TEVYE’S GRANDCHILDREN: REDISCOVERING A JEWISH IDENTITY. By Eleanor Mallet. Pilgrim Press. 212 pages. $25.

Eleanor Mallet, descendant of Eastern European Yiddish-speakers, grew up in a Reform Jewish family for whom assimilation was key. To that end her parents sent her to Putney School in Vermont and to Oberlin College. Not understanding Yiddish, she missed intimacy in family gatherings where it was spoken. And not knowing Hebrew, she found herself an outsider again when her sons, with their celebratory view of Judaism, chatted.

Armed with an inquiring mind and a keen sensibility, Mallet successfully explored the mosaic of Jewish history the better to find her own place and family experience in it. She even learned Hebrew. She had heart for her task, as evidenced by the digging she did as a religion reporter for the Pittsburgh Post-Gazette. (The Block News Alliance consists of The Blade and the Pittsburgh Post-Gazette.)

In the mid-1980s, she was first in the nation to follow up locally on a National Catholic Reporter expose of pedophile priests in Louisiana. She uncovered similar incidents in western Pennsylvania a decade before church pedophiles became national dish.
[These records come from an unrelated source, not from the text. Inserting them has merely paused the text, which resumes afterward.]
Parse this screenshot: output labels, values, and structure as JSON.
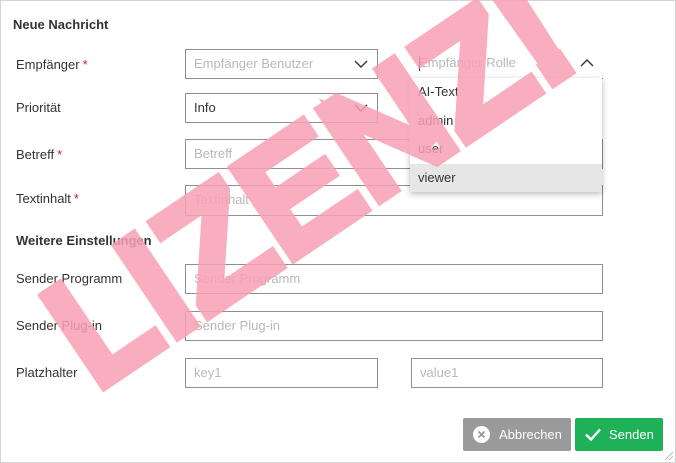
{
  "form": {
    "title": "Neue Nachricht",
    "section_title": "Weitere Einstellungen"
  },
  "labels": {
    "recipient": "Empfänger",
    "priority": "Priorität",
    "subject": "Betreff",
    "body": "Textinhalt",
    "sender_program": "Sender Programm",
    "sender_plugin": "Sender Plug-in",
    "placeholder": "Platzhalter",
    "required_mark": "*"
  },
  "fields": {
    "recipient_user_placeholder": "Empfänger Benutzer",
    "recipient_role_placeholder": "Empfänger Rolle",
    "priority_value": "Info",
    "subject_placeholder": "Betreff",
    "body_placeholder": "Textinhalt",
    "sender_program_placeholder": "Sender Programm",
    "sender_plugin_placeholder": "Sender Plug-in",
    "key_placeholder": "key1",
    "value_placeholder": "value1"
  },
  "role_dropdown": {
    "options": [
      "AI-Text",
      "admin",
      "user",
      "viewer"
    ],
    "highlighted": "viewer"
  },
  "buttons": {
    "cancel": "Abbrechen",
    "send": "Senden"
  },
  "watermark": {
    "text": "LIZENZ!",
    "color": "#f7a1b5"
  },
  "colors": {
    "send_button": "#1eb157",
    "cancel_button": "#9a9a9a",
    "focus_underline": "#2e9e96",
    "required": "#d02020"
  },
  "icons": {
    "select_chevron": "chevron-down-icon",
    "open_chevron": "chevron-up-icon",
    "cancel": "close-circle-icon",
    "send": "checkmark-icon"
  }
}
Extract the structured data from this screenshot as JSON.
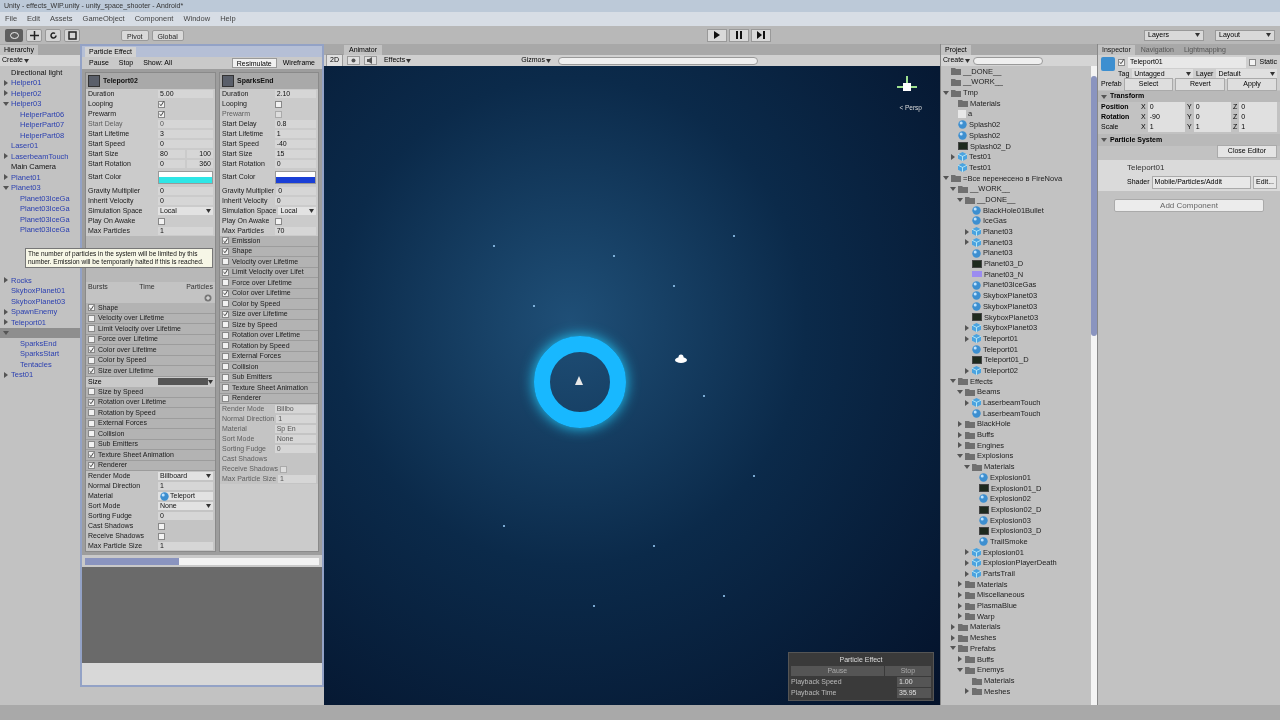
{
  "window": {
    "title": "Unity - effects_WIP.unity - unity_space_shooter - Android*"
  },
  "menu": [
    "File",
    "Edit",
    "Assets",
    "GameObject",
    "Component",
    "Window",
    "Help"
  ],
  "toolbar": {
    "pivot": "Pivot",
    "space": "Global",
    "layers": "Layers",
    "layout": "Layout"
  },
  "hierarchy": {
    "tab": "Hierarchy",
    "create": "Create",
    "items": [
      {
        "label": "Directional light",
        "kind": "object",
        "selected": false
      },
      {
        "label": "Helper01",
        "kind": "prefab",
        "expanded": false,
        "selected": false
      },
      {
        "label": "Helper02",
        "kind": "prefab",
        "expanded": false,
        "selected": false
      },
      {
        "label": "Helper03",
        "kind": "prefab",
        "expanded": true,
        "selected": false,
        "children": [
          {
            "label": "HelperPart06",
            "kind": "prefab",
            "selected": false
          },
          {
            "label": "HelperPart07",
            "kind": "prefab",
            "selected": false
          },
          {
            "label": "HelperPart08",
            "kind": "prefab",
            "selected": false
          }
        ]
      },
      {
        "label": "Laser01",
        "kind": "prefab",
        "selected": false
      },
      {
        "label": "LaserbeamTouch",
        "kind": "prefab",
        "expanded": false,
        "selected": false
      },
      {
        "label": "Main Camera",
        "kind": "object",
        "selected": false
      },
      {
        "label": "Planet01",
        "kind": "prefab",
        "expanded": false,
        "selected": false
      },
      {
        "label": "Planet03",
        "kind": "prefab",
        "expanded": true,
        "selected": false,
        "children": [
          {
            "label": "Planet03IceGa",
            "kind": "prefab",
            "selected": false
          },
          {
            "label": "Planet03IceGa",
            "kind": "prefab",
            "selected": false
          },
          {
            "label": "Planet03IceGa",
            "kind": "prefab",
            "selected": false
          },
          {
            "label": "Planet03IceGa",
            "kind": "prefab",
            "selected": false
          }
        ]
      },
      {
        "kind": "gap"
      },
      {
        "label": "Rocks",
        "kind": "prefab",
        "expanded": false,
        "selected": false
      },
      {
        "label": "SkyboxPlanet01",
        "kind": "prefab",
        "selected": false
      },
      {
        "label": "SkyboxPlanet03",
        "kind": "prefab",
        "selected": false
      },
      {
        "label": "SpawnEnemy",
        "kind": "prefab",
        "expanded": false,
        "selected": false
      },
      {
        "label": "Teleport01",
        "kind": "prefab",
        "expanded": false,
        "selected": false
      },
      {
        "kind": "prefab",
        "expanded": true,
        "selected": true,
        "children": [
          {
            "label": "SparksEnd",
            "kind": "prefab",
            "selected": false
          },
          {
            "label": "SparksStart",
            "kind": "prefab",
            "selected": false
          },
          {
            "label": "Tentacles",
            "kind": "prefab",
            "selected": false
          }
        ]
      },
      {
        "label": "Test01",
        "kind": "prefab",
        "expanded": false,
        "selected": false
      }
    ]
  },
  "particle_effect": {
    "tab": "Particle Effect",
    "toolbar": [
      {
        "label": "Pause",
        "selected": false
      },
      {
        "label": "Stop",
        "selected": false
      },
      {
        "label": "Show: All",
        "selected": false
      },
      {
        "label": "Resimulate",
        "selected": true
      },
      {
        "label": "Wireframe",
        "selected": false
      }
    ],
    "tooltip": "The number of particles in the system will be limited by this number. Emission will be temporarily halted if this is reached.",
    "systems": [
      {
        "name": "Teleport02",
        "bursts": [
          "Bursts",
          "Time",
          "Particles"
        ],
        "properties": [
          {
            "label": "Duration",
            "kind": "number",
            "value": "5.00",
            "disabled": false
          },
          {
            "label": "Looping",
            "kind": "check",
            "checked": true,
            "disabled": false
          },
          {
            "label": "Prewarm",
            "kind": "check",
            "checked": true,
            "disabled": false
          },
          {
            "label": "Start Delay",
            "kind": "number",
            "value": "0",
            "disabled": true
          },
          {
            "label": "Start Lifetime",
            "kind": "number",
            "value": "3",
            "disabled": false
          },
          {
            "label": "Start Speed",
            "kind": "number",
            "value": "0",
            "disabled": false
          },
          {
            "label": "Start Size",
            "kind": "range",
            "value": "80",
            "value2": "100",
            "disabled": false
          },
          {
            "label": "Start Rotation",
            "kind": "range",
            "value": "0",
            "value2": "360",
            "disabled": false
          },
          {
            "label": "Start Color",
            "kind": "gradient",
            "stops": [
              {
                "color": "#ffffff"
              },
              {
                "color": "#2ee6e6"
              }
            ],
            "disabled": false
          },
          {
            "label": "Gravity Multiplier",
            "kind": "number",
            "value": "0",
            "disabled": false
          },
          {
            "label": "Inherit Velocity",
            "kind": "number",
            "value": "0",
            "disabled": false
          },
          {
            "label": "Simulation Space",
            "kind": "dropdown",
            "value": "Local",
            "disabled": false
          },
          {
            "label": "Play On Awake",
            "kind": "check",
            "checked": false,
            "disabled": false
          },
          {
            "label": "Max Particles",
            "kind": "number",
            "value": "1",
            "disabled": false
          }
        ],
        "modules": [
          {
            "label": "Shape",
            "kind": "module",
            "checked": true
          },
          {
            "label": "Velocity over Lifetime",
            "kind": "module",
            "checked": false
          },
          {
            "label": "Limit Velocity over Lifetime",
            "kind": "module",
            "checked": false
          },
          {
            "label": "Force over Lifetime",
            "kind": "module",
            "checked": false
          },
          {
            "label": "Color over Lifetime",
            "kind": "module",
            "checked": true
          },
          {
            "label": "Color by Speed",
            "kind": "module",
            "checked": false
          },
          {
            "label": "Size over Lifetime",
            "kind": "module",
            "checked": true
          },
          {
            "label": "Size",
            "kind": "curve"
          },
          {
            "label": "Size by Speed",
            "kind": "module",
            "checked": false
          },
          {
            "label": "Rotation over Lifetime",
            "kind": "module",
            "checked": true
          },
          {
            "label": "Rotation by Speed",
            "kind": "module",
            "checked": false
          },
          {
            "label": "External Forces",
            "kind": "module",
            "checked": false
          },
          {
            "label": "Collision",
            "kind": "module",
            "checked": false
          },
          {
            "label": "Sub Emitters",
            "kind": "module",
            "checked": false
          },
          {
            "label": "Texture Sheet Animation",
            "kind": "module",
            "checked": true
          },
          {
            "label": "Renderer",
            "kind": "module",
            "checked": true
          }
        ],
        "renderer": [
          {
            "label": "Render Mode",
            "kind": "dropdown",
            "value": "Billboard",
            "disabled": false
          },
          {
            "label": "Normal Direction",
            "kind": "number",
            "value": "1",
            "disabled": false
          },
          {
            "label": "Material",
            "kind": "object",
            "value": "Teleport",
            "disabled": false
          },
          {
            "label": "Sort Mode",
            "kind": "dropdown",
            "value": "None",
            "disabled": false
          },
          {
            "label": "Sorting Fudge",
            "kind": "number",
            "value": "0",
            "disabled": false
          },
          {
            "label": "Cast Shadows",
            "kind": "check",
            "checked": false,
            "disabled": false
          },
          {
            "label": "Receive Shadows",
            "kind": "check",
            "checked": false,
            "disabled": false
          },
          {
            "label": "Max Particle Size",
            "kind": "number",
            "value": "1",
            "disabled": false
          }
        ]
      },
      {
        "name": "SparksEnd",
        "properties": [
          {
            "label": "Duration",
            "kind": "number",
            "value": "2.10",
            "disabled": false
          },
          {
            "label": "Looping",
            "kind": "check",
            "checked": false,
            "disabled": false
          },
          {
            "label": "Prewarm",
            "kind": "check",
            "checked": false,
            "disabled": true
          },
          {
            "label": "Start Delay",
            "kind": "number",
            "value": "0.8",
            "disabled": false
          },
          {
            "label": "Start Lifetime",
            "kind": "number",
            "value": "1",
            "disabled": false
          },
          {
            "label": "Start Speed",
            "kind": "number",
            "value": "-40",
            "disabled": false
          },
          {
            "label": "Start Size",
            "kind": "number",
            "value": "15",
            "disabled": false
          },
          {
            "label": "Start Rotation",
            "kind": "number",
            "value": "0",
            "disabled": false
          },
          {
            "label": "Start Color",
            "kind": "gradient",
            "stops": [
              {
                "color": "#ffffff"
              },
              {
                "color": "#1a3fd6"
              }
            ],
            "disabled": false
          },
          {
            "label": "Gravity Multiplier",
            "kind": "number",
            "value": "0",
            "disabled": false
          },
          {
            "label": "Inherit Velocity",
            "kind": "number",
            "value": "0",
            "disabled": false
          },
          {
            "label": "Simulation Space",
            "kind": "dropdown",
            "value": "Local",
            "disabled": false
          },
          {
            "label": "Play On Awake",
            "kind": "check",
            "checked": false,
            "disabled": false
          },
          {
            "label": "Max Particles",
            "kind": "number",
            "value": "70",
            "disabled": false
          }
        ],
        "modules": [
          {
            "label": "Emission",
            "kind": "module",
            "checked": true
          },
          {
            "label": "Shape",
            "kind": "module",
            "checked": true
          },
          {
            "label": "Velocity over Lifetime",
            "kind": "module",
            "checked": false
          },
          {
            "label": "Limit Velocity over Lifet",
            "kind": "module",
            "checked": true
          },
          {
            "label": "Force over Lifetime",
            "kind": "module",
            "checked": false
          },
          {
            "label": "Color over Lifetime",
            "kind": "module",
            "checked": true
          },
          {
            "label": "Color by Speed",
            "kind": "module",
            "checked": false
          },
          {
            "label": "Size over Lifetime",
            "kind": "module",
            "checked": true
          },
          {
            "label": "Size by Speed",
            "kind": "module",
            "checked": false
          },
          {
            "label": "Rotation over Lifetime",
            "kind": "module",
            "checked": false
          },
          {
            "label": "Rotation by Speed",
            "kind": "module",
            "checked": false
          },
          {
            "label": "External Forces",
            "kind": "module",
            "checked": false
          },
          {
            "label": "Collision",
            "kind": "module",
            "checked": false
          },
          {
            "label": "Sub Emitters",
            "kind": "module",
            "checked": false
          },
          {
            "label": "Texture Sheet Animation",
            "kind": "module",
            "checked": false
          },
          {
            "label": "Renderer",
            "kind": "module",
            "checked": false
          }
        ],
        "renderer": [
          {
            "label": "Render Mode",
            "kind": "number",
            "value": "Billbo",
            "disabled": true
          },
          {
            "label": "Normal Direction",
            "kind": "number",
            "value": "1",
            "disabled": true
          },
          {
            "label": "Material",
            "kind": "number",
            "value": "Sp En",
            "disabled": true
          },
          {
            "label": "Sort Mode",
            "kind": "number",
            "value": "None",
            "disabled": true
          },
          {
            "label": "Sorting Fudge",
            "kind": "number",
            "value": "0",
            "disabled": true
          },
          {
            "label": "Cast Shadows",
            "kind": "number",
            "disabled": true
          },
          {
            "label": "Receive Shadows",
            "kind": "check",
            "checked": false,
            "disabled": true
          },
          {
            "label": "Max Particle Size",
            "kind": "number",
            "value": "1",
            "disabled": true
          }
        ]
      }
    ]
  },
  "scene": {
    "tab": "Animator",
    "mode": "2D",
    "effects": "Effects",
    "gizmos": "Gizmos",
    "persp": "< Persp",
    "overlay": {
      "title": "Particle Effect",
      "buttons": [
        "Pause",
        "Stop"
      ],
      "rows": [
        {
          "label": "Playback Speed",
          "value": "1.00"
        },
        {
          "label": "Playback Time",
          "value": "35.95"
        }
      ]
    }
  },
  "project": {
    "tab": "Project",
    "create": "Create",
    "items": [
      {
        "label": "__DONE__",
        "kind": "folder"
      },
      {
        "label": "__WORK__",
        "kind": "folder"
      },
      {
        "label": "Tmp",
        "kind": "folder",
        "expanded": true,
        "children": [
          {
            "label": "Materials",
            "kind": "folder"
          },
          {
            "label": "a",
            "kind": "file"
          },
          {
            "label": "Splash02",
            "kind": "material"
          },
          {
            "label": "Splash02",
            "kind": "material"
          },
          {
            "label": "Splash02_D",
            "kind": "texture"
          },
          {
            "label": "Test01",
            "kind": "prefab",
            "expanded": false
          },
          {
            "label": "Test01",
            "kind": "prefab"
          }
        ]
      },
      {
        "label": "=Все перенесено в FireNova",
        "kind": "folder",
        "expanded": true,
        "children": [
          {
            "label": "__WORK__",
            "kind": "folder",
            "expanded": true,
            "children": [
              {
                "label": "__DONE__",
                "kind": "folder",
                "expanded": true,
                "children": [
                  {
                    "label": "BlackHole01Bullet",
                    "kind": "material"
                  },
                  {
                    "label": "IceGas",
                    "kind": "material"
                  },
                  {
                    "label": "Planet03",
                    "kind": "prefab",
                    "expanded": false
                  },
                  {
                    "label": "Planet03",
                    "kind": "prefab",
                    "expanded": false
                  },
                  {
                    "label": "Planet03",
                    "kind": "material"
                  },
                  {
                    "label": "Planet03_D",
                    "kind": "texture"
                  },
                  {
                    "label": "Planet03_N",
                    "kind": "normalmap"
                  },
                  {
                    "label": "Planet03IceGas",
                    "kind": "material"
                  },
                  {
                    "label": "SkyboxPlanet03",
                    "kind": "material"
                  },
                  {
                    "label": "SkyboxPlanet03",
                    "kind": "material"
                  },
                  {
                    "label": "SkyboxPlanet03",
                    "kind": "texture"
                  },
                  {
                    "label": "SkyboxPlanet03",
                    "kind": "prefab",
                    "expanded": false
                  },
                  {
                    "label": "Teleport01",
                    "kind": "prefab",
                    "expanded": false
                  },
                  {
                    "label": "Teleport01",
                    "kind": "material"
                  },
                  {
                    "label": "Teleport01_D",
                    "kind": "texture"
                  },
                  {
                    "label": "Teleport02",
                    "kind": "prefab",
                    "expanded": false
                  }
                ]
              }
            ]
          },
          {
            "label": "Effects",
            "kind": "folder",
            "expanded": true,
            "children": [
              {
                "label": "Beams",
                "kind": "folder",
                "expanded": true,
                "children": [
                  {
                    "label": "LaserbeamTouch",
                    "kind": "prefab",
                    "expanded": false
                  },
                  {
                    "label": "LaserbeamTouch",
                    "kind": "material"
                  }
                ]
              },
              {
                "label": "BlackHole",
                "kind": "folder",
                "expanded": false
              },
              {
                "label": "Buffs",
                "kind": "folder",
                "expanded": false
              },
              {
                "label": "Engines",
                "kind": "folder",
                "expanded": false
              },
              {
                "label": "Explosions",
                "kind": "folder",
                "expanded": true,
                "children": [
                  {
                    "label": "Materials",
                    "kind": "folder",
                    "expanded": true,
                    "children": [
                      {
                        "label": "Explosion01",
                        "kind": "material"
                      },
                      {
                        "label": "Explosion01_D",
                        "kind": "texture"
                      },
                      {
                        "label": "Explosion02",
                        "kind": "material"
                      },
                      {
                        "label": "Explosion02_D",
                        "kind": "texture"
                      },
                      {
                        "label": "Explosion03",
                        "kind": "material"
                      },
                      {
                        "label": "Explosion03_D",
                        "kind": "texture"
                      },
                      {
                        "label": "TrailSmoke",
                        "kind": "material"
                      }
                    ]
                  },
                  {
                    "label": "Explosion01",
                    "kind": "prefab",
                    "expanded": false
                  },
                  {
                    "label": "ExplosionPlayerDeath",
                    "kind": "prefab",
                    "expanded": false
                  },
                  {
                    "label": "PartsTrail",
                    "kind": "prefab",
                    "expanded": false
                  }
                ]
              },
              {
                "label": "Materials",
                "kind": "folder",
                "expanded": false
              },
              {
                "label": "Miscellaneous",
                "kind": "folder",
                "expanded": false
              },
              {
                "label": "PlasmaBlue",
                "kind": "folder",
                "expanded": false
              },
              {
                "label": "Warp",
                "kind": "folder",
                "expanded": false
              }
            ]
          },
          {
            "label": "Materials",
            "kind": "folder",
            "expanded": false
          },
          {
            "label": "Meshes",
            "kind": "folder",
            "expanded": false
          },
          {
            "label": "Prefabs",
            "kind": "folder",
            "expanded": true,
            "children": [
              {
                "label": "Buffs",
                "kind": "folder",
                "expanded": false
              },
              {
                "label": "Enemys",
                "kind": "folder",
                "expanded": true,
                "children": [
                  {
                    "label": "Materials",
                    "kind": "folder"
                  },
                  {
                    "label": "Meshes",
                    "kind": "folder",
                    "expanded": false
                  }
                ]
              }
            ]
          }
        ]
      }
    ]
  },
  "inspector": {
    "tabs": [
      {
        "label": "Inspector",
        "selected": true
      },
      {
        "label": "Navigation",
        "selected": false
      },
      {
        "label": "Lightmapping",
        "selected": false
      }
    ],
    "name": "Teleport01",
    "active": true,
    "static_label": "Static",
    "static": false,
    "tag_label": "Tag",
    "tag": "Untagged",
    "layer_label": "Layer",
    "layer": "Default",
    "prefab_label": "Prefab",
    "prefab_buttons": [
      "Select",
      "Revert",
      "Apply"
    ],
    "transform": {
      "title": "Transform",
      "rows": [
        {
          "label": "Position",
          "bold": true,
          "values": [
            [
              "X",
              "0"
            ],
            [
              "Y",
              "0"
            ],
            [
              "Z",
              "0"
            ]
          ]
        },
        {
          "label": "Rotation",
          "bold": true,
          "values": [
            [
              "X",
              "-90"
            ],
            [
              "Y",
              "0"
            ],
            [
              "Z",
              "0"
            ]
          ]
        },
        {
          "label": "Scale",
          "bold": false,
          "values": [
            [
              "X",
              "1"
            ],
            [
              "Y",
              "1"
            ],
            [
              "Z",
              "1"
            ]
          ]
        }
      ]
    },
    "particle_system": {
      "title": "Particle System",
      "button": "Close Editor"
    },
    "material": {
      "name": "Teleport01",
      "shader_label": "Shader",
      "shader": "Mobile/Particles/Addit",
      "edit": "Edit..."
    },
    "add_component": "Add Component"
  }
}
Her sensitive and facile writing ability, best seen in her former columns at the Cleveland Plain Dealer — some of which were excerpted in her earlier book, The Notion of Family (Orange Frazer Press, 1999) — resulted in a series of very readable essays that reflect exhaustive reading, travel to Germany, Israel, and Eastern Europe and repositories of Jewish lore and culture, talks with modern scholars, and her own thinking.
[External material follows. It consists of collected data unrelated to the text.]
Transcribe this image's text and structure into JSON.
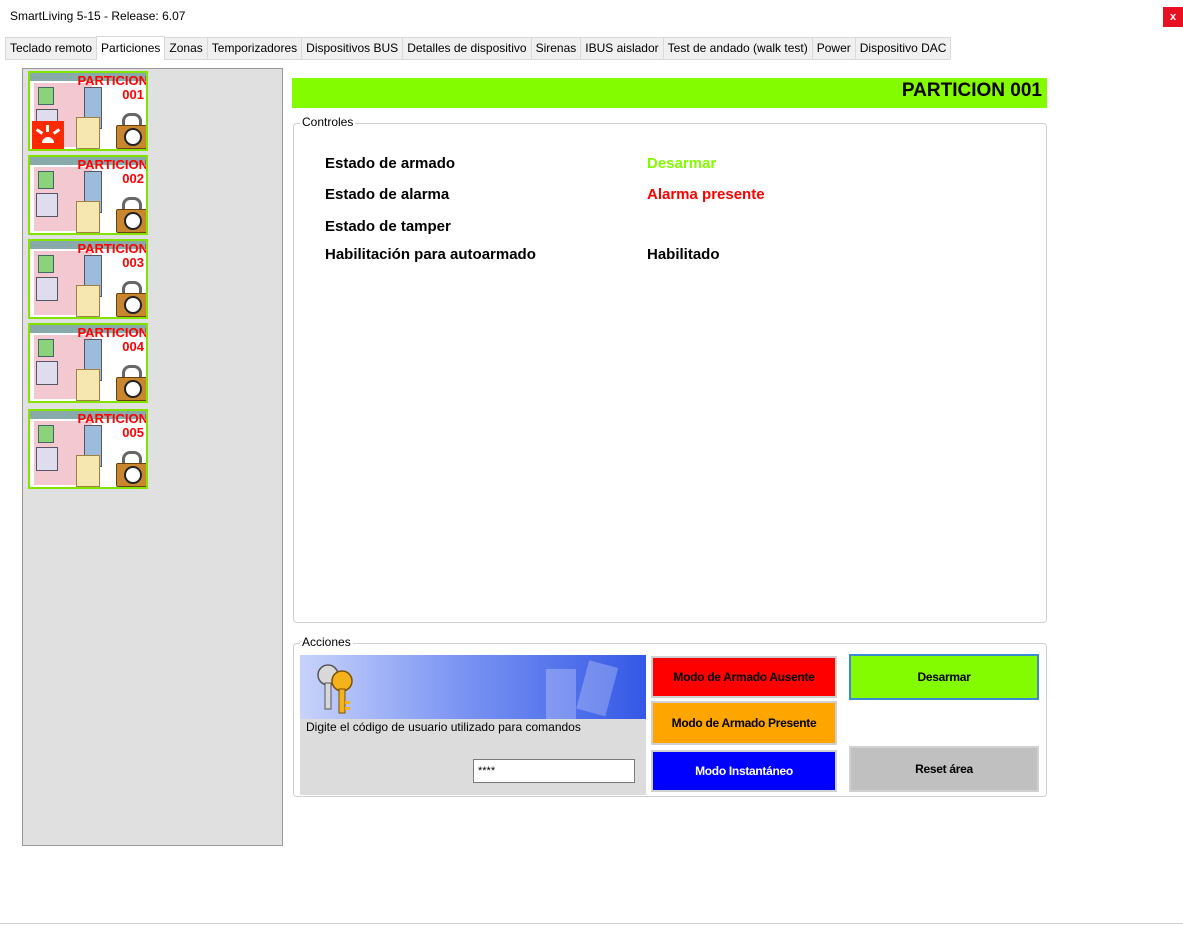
{
  "window": {
    "title": "SmartLiving 5-15 - Release: 6.07",
    "close_label": "x"
  },
  "tabs": [
    {
      "label": "Teclado remoto",
      "active": false
    },
    {
      "label": "Particiones",
      "active": true
    },
    {
      "label": "Zonas",
      "active": false
    },
    {
      "label": "Temporizadores",
      "active": false
    },
    {
      "label": "Dispositivos BUS",
      "active": false
    },
    {
      "label": "Detalles de dispositivo",
      "active": false
    },
    {
      "label": "Sirenas",
      "active": false
    },
    {
      "label": "IBUS aislador",
      "active": false
    },
    {
      "label": "Test de andado (walk test)",
      "active": false
    },
    {
      "label": "Power",
      "active": false
    },
    {
      "label": "Dispositivo DAC",
      "active": false
    }
  ],
  "partitions": [
    {
      "label": "PARTICION",
      "number": "001",
      "alarm": true
    },
    {
      "label": "PARTICION",
      "number": "002",
      "alarm": false
    },
    {
      "label": "PARTICION",
      "number": "003",
      "alarm": false
    },
    {
      "label": "PARTICION",
      "number": "004",
      "alarm": false
    },
    {
      "label": "PARTICION",
      "number": "005",
      "alarm": false
    }
  ],
  "header": {
    "title": "PARTICION  001",
    "color": "#83fc00"
  },
  "controles": {
    "legend": "Controles",
    "rows": [
      {
        "label": "Estado de armado",
        "value": "Desarmar",
        "color": "#83fc00"
      },
      {
        "label": "Estado de alarma",
        "value": "Alarma presente",
        "color": "#ff0000"
      },
      {
        "label": "Estado de tamper",
        "value": "",
        "color": "#000000"
      },
      {
        "label": "Habilitación para autoarmado",
        "value": "Habilitado",
        "color": "#000000"
      }
    ]
  },
  "acciones": {
    "legend": "Acciones",
    "code_prompt": "Digite el código de usuario utilizado para comandos",
    "code_value": "****",
    "buttons": {
      "armado_ausente": {
        "label": "Modo de Armado Ausente",
        "color": "#ff0000"
      },
      "armado_presente": {
        "label": "Modo de Armado Presente",
        "color": "#ffa500"
      },
      "instantaneo": {
        "label": "Modo Instantáneo",
        "color": "#0000ff"
      },
      "desarmar": {
        "label": "Desarmar",
        "color": "#83fc00"
      },
      "reset_area": {
        "label": "Reset área",
        "color": "#c0c0c0"
      }
    }
  }
}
This is an intellectual and emotional trip by a modern Jewish woman committed to a multicultural world as she comes to grips with her ethnic, racial, and religious pasts, the better to fit under her own skin and into the American mainstream.

Her purpose lends universality to her exploration. One needn’t be Jewish to find it worthwhile.

Though Mallet’s generation was one of “Jewish invisibility,” she said the dissonance she felt about her Jewishness, and her “passionate attachment to it,” drove her task.

Jewish history is rife with themes of loss and survival, and with countless definitions by Jews themselves of what it means to be Jewish. For Mallet, a middle-aged married woman with two adult children, the effort to find out where she came from in Judaism was as affirming as it was sad.

For the “rich cultural and spiritual legacy” of Judaism that her American-Jewish sons exult in and through which they express love in the family to come into its own today, she says, requires letting go cosseted elements of the past. She is not about forgetting. She knows first-hand how anti-semitism can blind-side one.

But context is important. One lets go to move forward. Her vision is of an internalized, and “nascent Jewish American culture,” unlike the communal experience of earlier centuries, yet fortified by the millennia of Jewish savants who constantly update notions of what it means to be Jewish.

Those more orthodox than she may cavil with where she has been and where she thinks she is going, but it’s hard to imagine that anyone traipsing behind her will be bored.

Eileen Foley is a former Blade associate editor.